Die Folgen des Klimawandels
Generell würden die Wälder in Folge des Klimawandels „leiden wie nie“. Gewitterstürme, Hitze- und Trockenjahre hätten zu einem enormen Borkenkäfer-Befall und somit großen Mengen von Schadholz geführt. „Der Forstbetrieb Neureichenau bewältigt in den Wäldern eine herausfordernde Ausnahmesituation und verfolgt dabei das oberste Ziel, den Wald und seine vielfältigen Funktionen zu erhalten.“
Entscheidend sei, wie Gudula Lermer betont, dass Schadholz so schnell wie möglich abtransportiert werde, um weiteren Schaden zu vermeiden.

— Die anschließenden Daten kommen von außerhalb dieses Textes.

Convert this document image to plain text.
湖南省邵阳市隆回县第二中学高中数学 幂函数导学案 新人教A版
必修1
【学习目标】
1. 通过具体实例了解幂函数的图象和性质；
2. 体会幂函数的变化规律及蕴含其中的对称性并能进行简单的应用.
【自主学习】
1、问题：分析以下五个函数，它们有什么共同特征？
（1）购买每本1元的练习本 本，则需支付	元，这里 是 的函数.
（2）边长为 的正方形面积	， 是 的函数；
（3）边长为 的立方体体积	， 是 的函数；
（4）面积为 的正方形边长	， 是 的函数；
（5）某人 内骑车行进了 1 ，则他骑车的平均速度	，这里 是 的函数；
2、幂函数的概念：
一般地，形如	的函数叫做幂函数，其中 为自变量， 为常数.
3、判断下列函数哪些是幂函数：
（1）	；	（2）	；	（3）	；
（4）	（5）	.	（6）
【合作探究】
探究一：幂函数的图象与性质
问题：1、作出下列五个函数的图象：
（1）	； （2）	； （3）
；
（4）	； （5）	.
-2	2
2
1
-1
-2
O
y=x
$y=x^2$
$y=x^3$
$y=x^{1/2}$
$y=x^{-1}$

Deshalb liege ein Fokus auf einem intakten Wegenetz. „Sie müssen allen Erfordernissen standhalten. Ausgewiesene Wander- und Radwege haben bei Reparatur- und Instandsetzungsarbeiten immer Vorrang und werden zusätzlich mit etwas feineren Deckschichten versehen.“
Hog’n-Informationen nach soll es in Kürze zu einem erneuten Treffen zwischen Vertretern der Politik und der Bayerischen Staatsforsten kommen, um eine Verbesserung der Wegebeläge zu erwirken. Ausgang: ungewiss.